Part of the dataset loading process of ProteinSMILESDataset :

def update_subset(self):
    # sections of code skipped here
    all_subset_smiles = list(self.smiles_reprs.keys())
    all_subset_sequences = list(self.protein_repr.keys())

    help_df = self.df.loc[self.df["SMILES"].isin(all_subset_smiles)].copy()
    help_df["index"] = list(help_df.index)
    help_df["Protein sequence"] = [seq[:1018] for seq in help_df["Protein sequence"]]
    help_df = help_df.loc[help_df["Protein sequence"].isin(all_subset_sequences)]
    if self.train:
        help_df = help_df.sample(frac=1, random_state=self.random_state)

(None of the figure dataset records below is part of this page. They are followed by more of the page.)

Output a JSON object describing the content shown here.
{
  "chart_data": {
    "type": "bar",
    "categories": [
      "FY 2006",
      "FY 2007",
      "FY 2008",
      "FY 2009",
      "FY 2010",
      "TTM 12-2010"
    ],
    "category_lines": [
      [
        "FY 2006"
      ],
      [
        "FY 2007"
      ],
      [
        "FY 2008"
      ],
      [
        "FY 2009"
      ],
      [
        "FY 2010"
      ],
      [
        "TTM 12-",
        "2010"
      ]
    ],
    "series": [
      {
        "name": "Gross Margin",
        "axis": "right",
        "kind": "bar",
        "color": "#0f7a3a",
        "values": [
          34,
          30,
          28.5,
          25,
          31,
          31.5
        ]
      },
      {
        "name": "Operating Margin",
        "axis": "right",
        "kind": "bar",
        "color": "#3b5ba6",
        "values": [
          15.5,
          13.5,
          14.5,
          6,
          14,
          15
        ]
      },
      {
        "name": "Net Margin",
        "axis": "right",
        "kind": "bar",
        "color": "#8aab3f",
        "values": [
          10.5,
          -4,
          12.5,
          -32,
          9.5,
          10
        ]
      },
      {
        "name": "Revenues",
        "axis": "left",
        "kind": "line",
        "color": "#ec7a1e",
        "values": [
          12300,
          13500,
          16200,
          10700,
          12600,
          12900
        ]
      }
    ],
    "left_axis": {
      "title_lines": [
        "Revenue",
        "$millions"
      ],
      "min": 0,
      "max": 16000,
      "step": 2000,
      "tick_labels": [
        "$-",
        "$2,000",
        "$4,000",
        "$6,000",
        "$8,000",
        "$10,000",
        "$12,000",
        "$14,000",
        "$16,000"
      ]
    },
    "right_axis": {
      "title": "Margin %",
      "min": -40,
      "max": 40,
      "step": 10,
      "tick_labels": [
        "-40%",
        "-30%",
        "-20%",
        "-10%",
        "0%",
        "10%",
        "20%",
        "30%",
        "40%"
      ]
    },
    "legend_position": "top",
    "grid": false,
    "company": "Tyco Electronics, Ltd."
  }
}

So while it may not exactly be random shuffling across the entire training dataset at each epoch, there is random shuffling happening within each subset of the training dataset as it is being loaded in. That should at least guarantee that the order of protein smiles pairs seen each epoch will not be the exact same order. I think if we wanted to add more randomness to the order of datapoints, we could actually easily shuffle the order of the subsets by shuffling the list of protein dictionaries at each epoch, as the order of the dictionaries is currently always the same: self.prot_dicts = os.listdir(join(embed_dir, "Protein")).

AlexanderKroll commented 4 days ago

Thanks for the explanation, everything you said is correct. Since the files with the ESM embeddings for all proteins are so large, we cannot load them all at once during model training, but have to load them successively. I am not changing the order of these larger files (which could also be implemented), just within these larger protein chunks. Since these are large chunks of the total dataset, I don't expect there to be much difference from completely shuffling the dataset, but of course I don't know for sure. Maybe it helps a little bit to implement more data shuffling.